We are a bit puzzled about some shortcomings when using hunspell for stemming and can't figure out why it fails.
Examples:
gulerod (singular), gulerødder (plural)
mand (singular), mænd (plural)
mønster (singular), mønstre (plural)
Any analyzer/filter/tokenizer combo I try out fails to find a common root (stem) for the first 2, while the last one works.

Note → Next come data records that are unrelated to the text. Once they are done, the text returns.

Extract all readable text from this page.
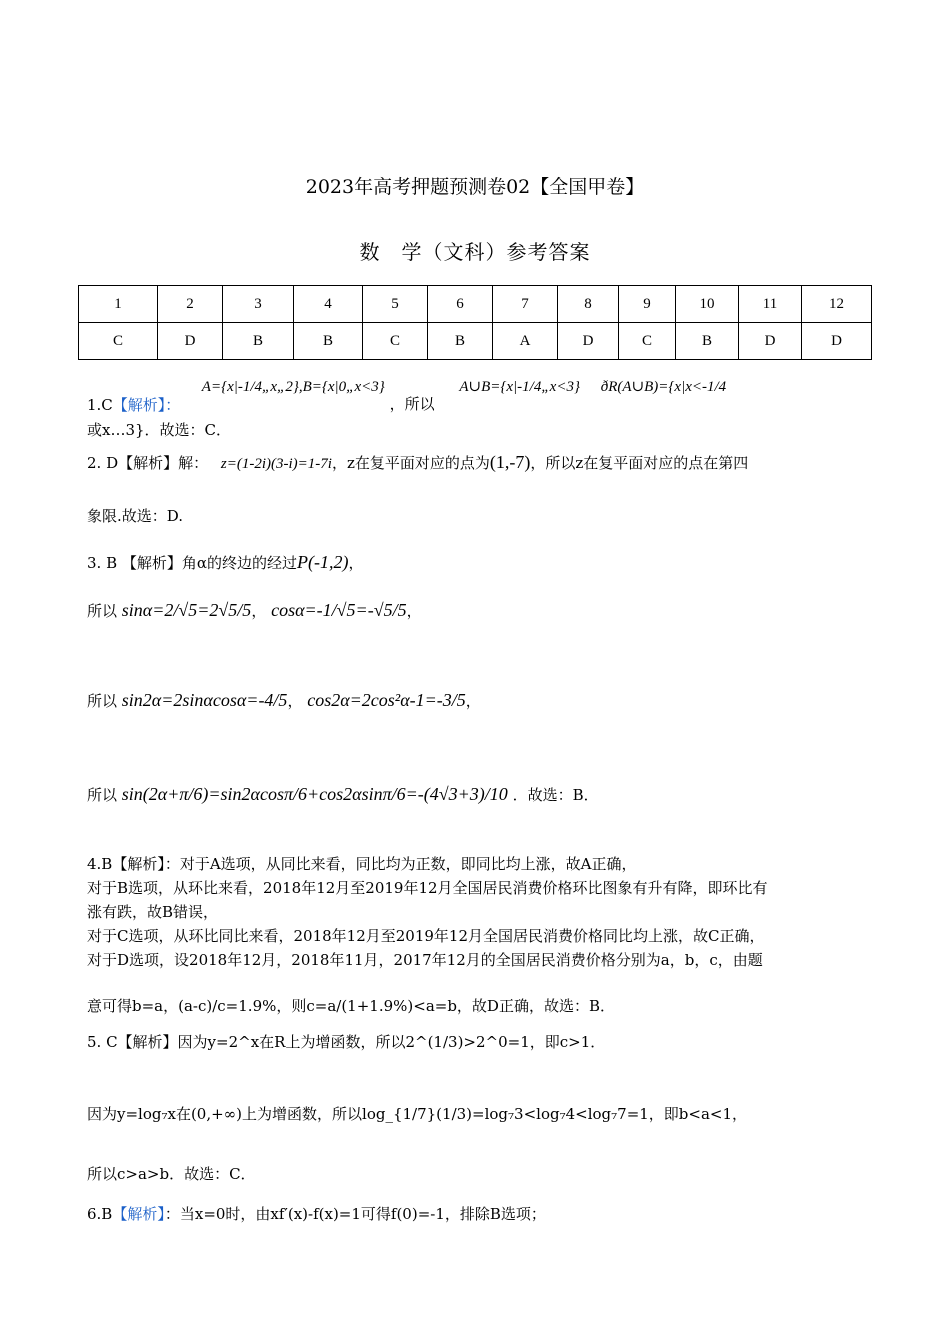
2023年高考押题预测卷02【全国甲卷】
数　学（文科）参考答案
1	2	3	4	5	6	7	8	9	10	11	12
C	D	B	B	C	B	A	D	C	B	D	D
1.C【解析】： A={x|-1/4„x„2},B={x|0„x<3} ，所以 A∪B={x|-1/4„x<3} ðR(A∪B)={x|x<-1/4
或x…3}．故选：C．
2. D【解析】解： z=(1-2i)(3-i)=1-7i，z在复平面对应的点为(1,-7)，所以z在复平面对应的点在第四
象限.故选：D.
3. B 【解析】角α的终边的经过P(-1,2)，
所以 sinα=2/√5=2√5/5， cosα=-1/√5=-√5/5，
所以 sin2α=2sinαcosα=-4/5， cos2α=2cos²α-1=-3/5，
所以 sin(2α+π/6)=sin2αcosπ/6+cos2αsinπ/6=-(4√3+3)/10 ．故选：B．
4.B【解析】：对于A选项，从同比来看，同比均为正数，即同比均上涨，故A正确，
对于B选项，从环比来看，2018年12月至2019年12月全国居民消费价格环比图象有升有降，即环比有
涨有跌，故B错误，
对于C选项，从环比同比来看，2018年12月至2019年12月全国居民消费价格同比均上涨，故C正确，
对于D选项，设2018年12月，2018年11月，2017年12月的全国居民消费价格分别为a，b，c，由题
意可得b=a，(a-c)/c=1.9%，则c=a/(1+1.9%)<a=b，故D正确，故选：B．
5. C【解析】因为y=2^x在R上为增函数，所以2^(1/3)>2^0=1，即c>1．
因为y=log₇x在(0,+∞)上为增函数，所以log_{1/7}(1/3)=log₇3<log₇4<log₇7=1，即b<a<1，
所以c>a>b．故选：C．
6.B【解析】：当x=0时，由xf′(x)-f(x)=1可得f(0)=-1，排除B选项；
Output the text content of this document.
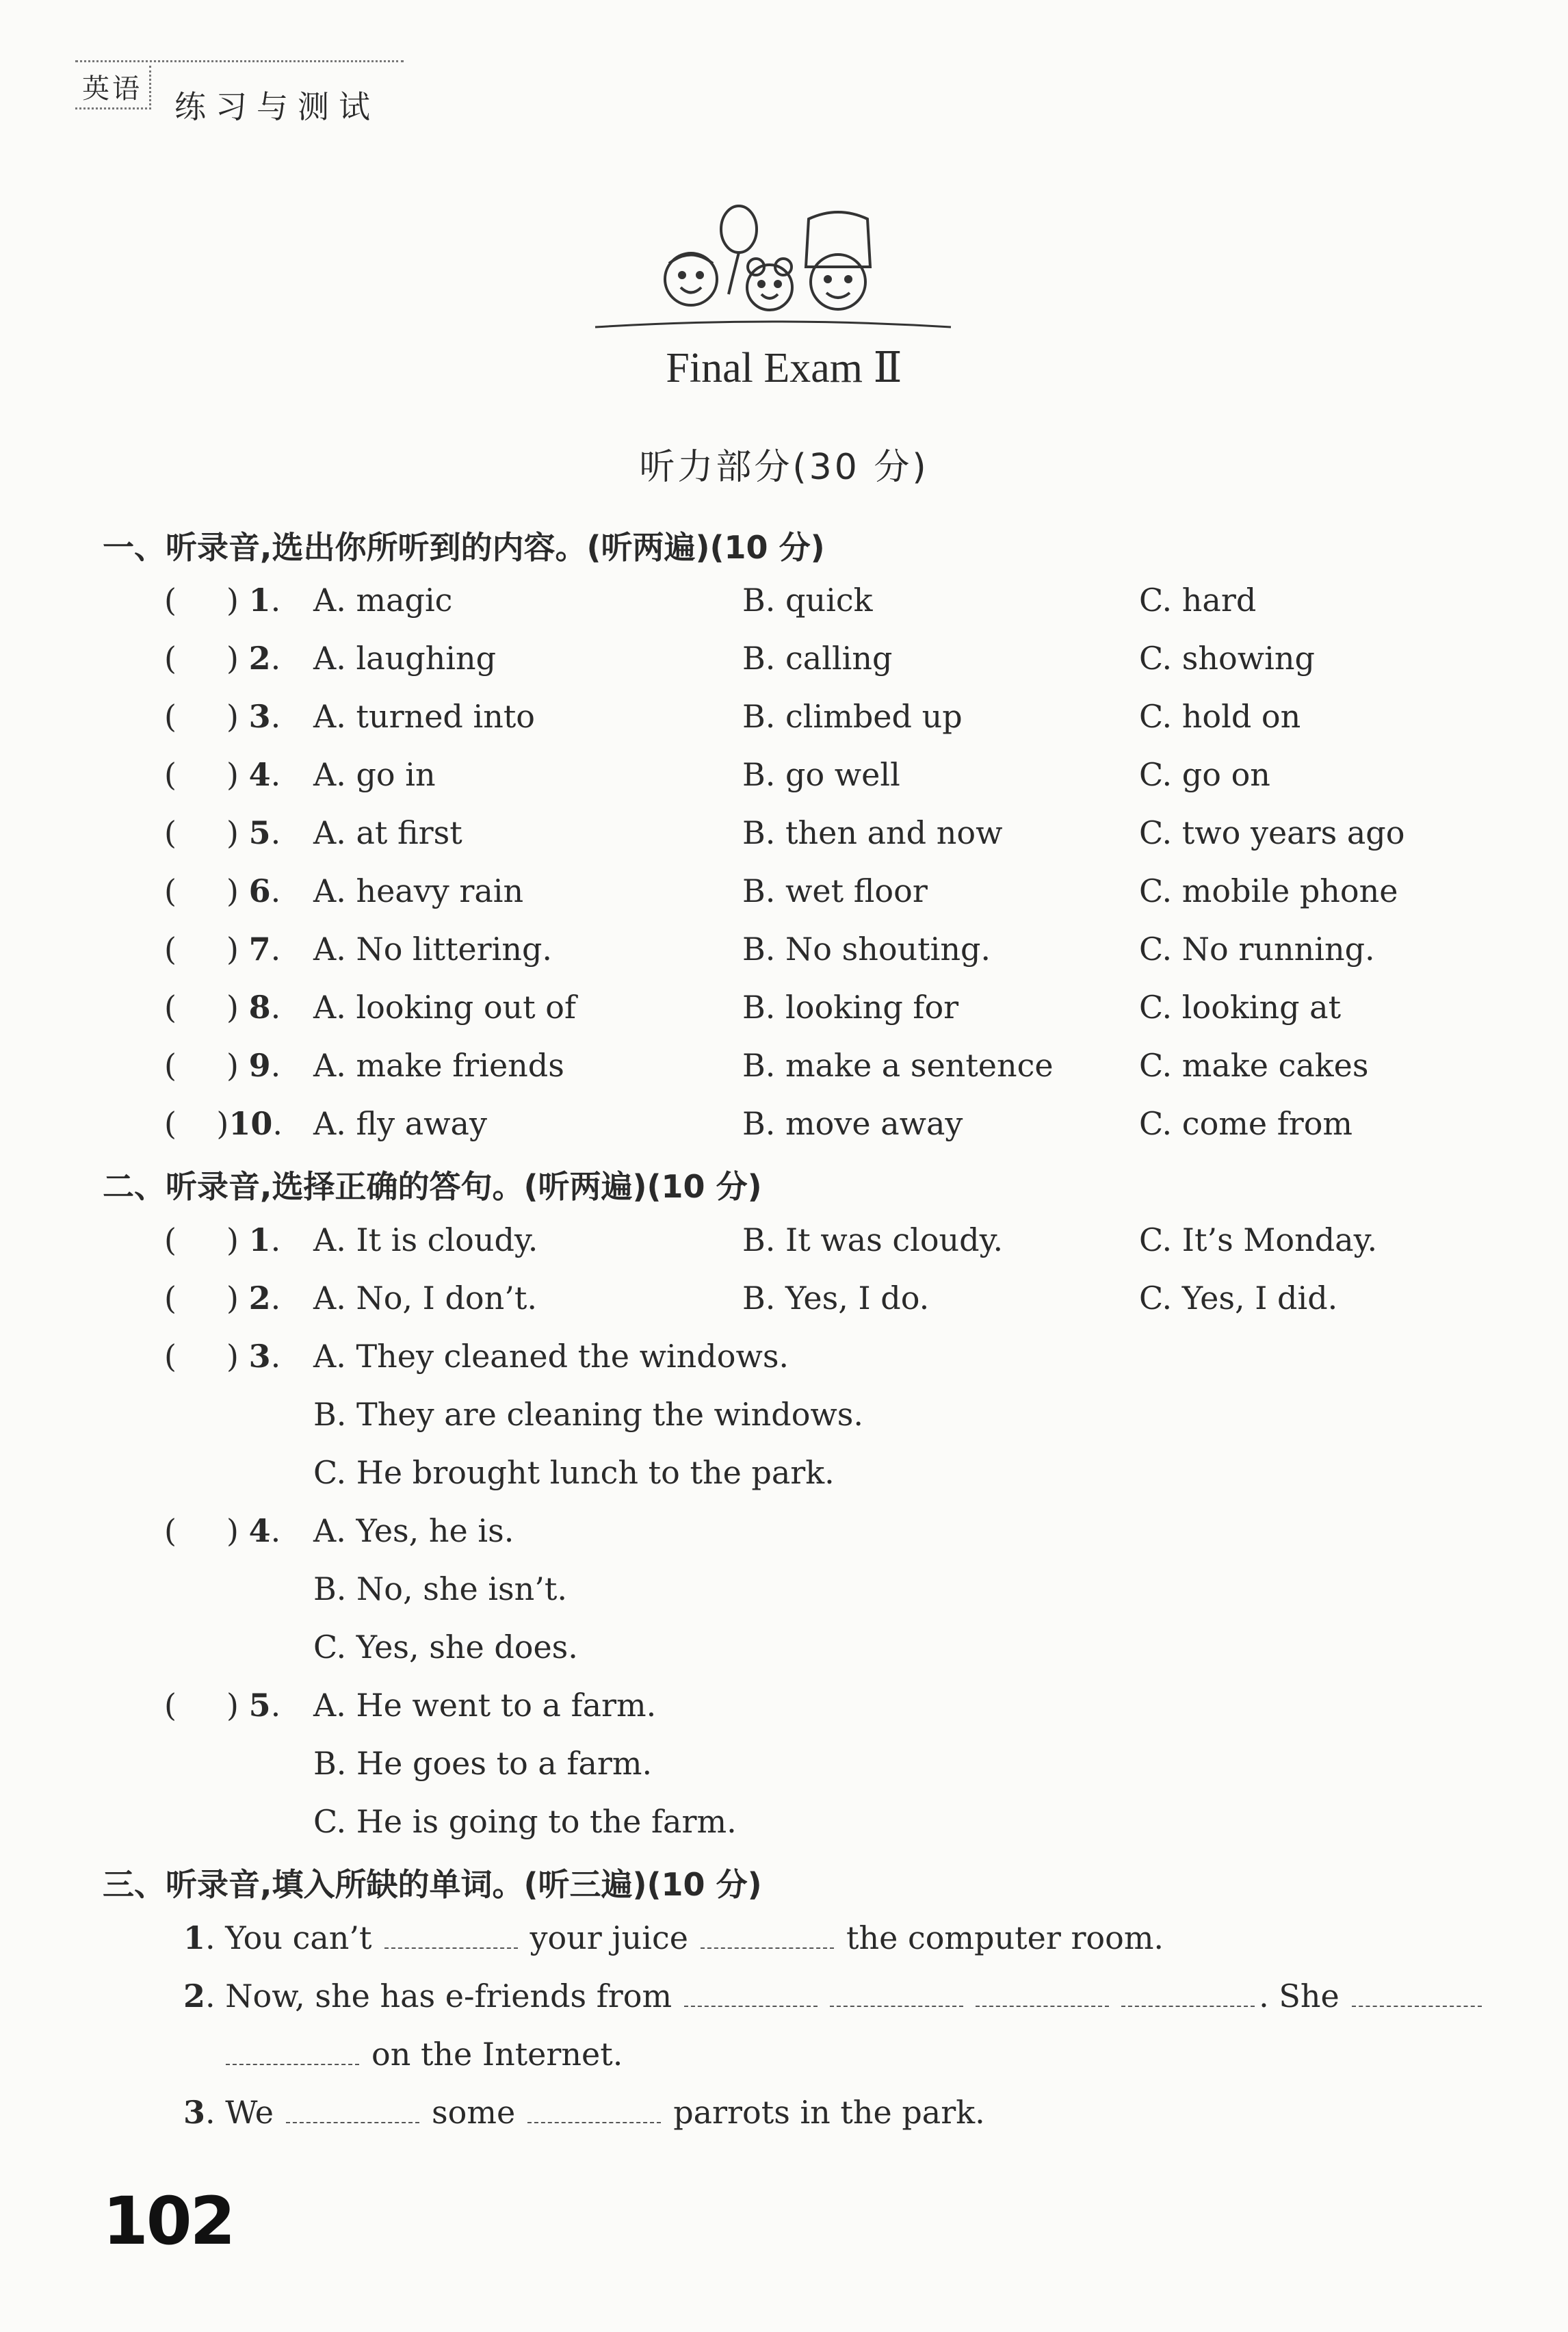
英语 练习与测试
Final Exam Ⅱ
听力部分(30 分)
一、听录音,选出你所听到的内容。(听两遍)(10 分)
(     ) 1. A. magic	B. quick	C. hard
(     ) 2. A. laughing	B. calling	C. showing
(     ) 3. A. turned into	B. climbed up	C. hold on
(     ) 4. A. go in	B. go well	C. go on
(     ) 5. A. at first	B. then and now	C. two years ago
(     ) 6. A. heavy rain	B. wet floor	C. mobile phone
(     ) 7. A. No littering.	B. No shouting.	C. No running.
(     ) 8. A. looking out of	B. looking for	C. looking at
(     ) 9. A. make friends	B. make a sentence	C. make cakes
(    )10. A. fly away	B. move away	C. come from
二、听录音,选择正确的答句。(听两遍)(10 分)
(     ) 1. A. It is cloudy.	B. It was cloudy.	C. It’s Monday.
(     ) 2. A. No, I don’t.	B. Yes, I do.	C. Yes, I did.
(     ) 3. A. They cleaned the windows.
B. They are cleaning the windows.
C. He brought lunch to the park.
(     ) 4. A. Yes, he is.
B. No, she isn’t.
C. Yes, she does.
(     ) 5. A. He went to a farm.
B. He goes to a farm.
C. He is going to the farm.
三、听录音,填入所缺的单词。(听三遍)(10 分)
1. You can’t	your juice	the computer room.
2. Now, she has e-friends from	. She
on the Internet.
3. We	some	parrots in the park.
102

For the bare-bone example I'm using the latest da_DK
.aff
and .dic
files from LibreOffice.
PUT test/
{
"settings": {
"analysis": {
"analyzer": {
"foo": {
"tokenizer": "icu_tokenizer",
"filter": ["folding", "lowercase", "my_hunspell"]
}
},
"filter": {
"folding": {
"type": "icu_folding",
"unicode_set_filter": "[^æøåÆØÅ]"
},
"my_hunspell": {
"type": "hunspell",
"locale": "da_DK"
}
}
}
}
}
POST test/_analyze
{
"text": ["gulerod", "gulerødder", "mand", "mænd", "mønster", "mønstre"],
"analyzer": "foo"
}
{
"tokens" : [
{
"token" : "gulerod",
"start_offset" : 0,
"end_offset" : 7,
"type" : "<ALPHANUM>",
"position" : 0
},
{
"token" : "gulerødder",
"start_offset" : 8,
"end_offset" : 18,
"type" : "<ALPHANUM>",
"position" : 101
},
{
"token" : "mand",
"start_offset" : 19,
"end_offset" : 23,
"type" : "<ALPHANUM>",
"position" : 202
},
{
"token" : "mande",
"start_offset" : 19,
"end_offset" : 23,
"type" : "<ALPHANUM>",
"position" : 202
},
{
"token" : "mænd",
"start_offset" : 24,
"end_offset" : 28,
"type" : "<ALPHANUM>",
"position" : 303
},
{
"token" : "mønster",
"start_offset" : 29,
"end_offset" : 36,
"type" : "<ALPHANUM>",
"position" : 404
},
{
"token" : "mønstre",
"start_offset" : 37,
"end_offset" : 44,
"type" : "<ALPHANUM>",
"position" : 505
},
{
"token" : "mønster",
"start_offset" : 37,
"end_offset" : 44,
"type" : "<ALPHANUM>",
"position" : 505
}
]
}
I have tried different tokenizers (standard
and whitespace
) and dropping all filters but my_hunspell
. The outcome is all the same.
I think the issue is with the hunspell/dictionary, because if I try out hunspell in other settings (fx. nodejs and nodehun) I see the same issue.
So my question is: is this a limitation of hunspell or the dictionary? And is there anything I can do?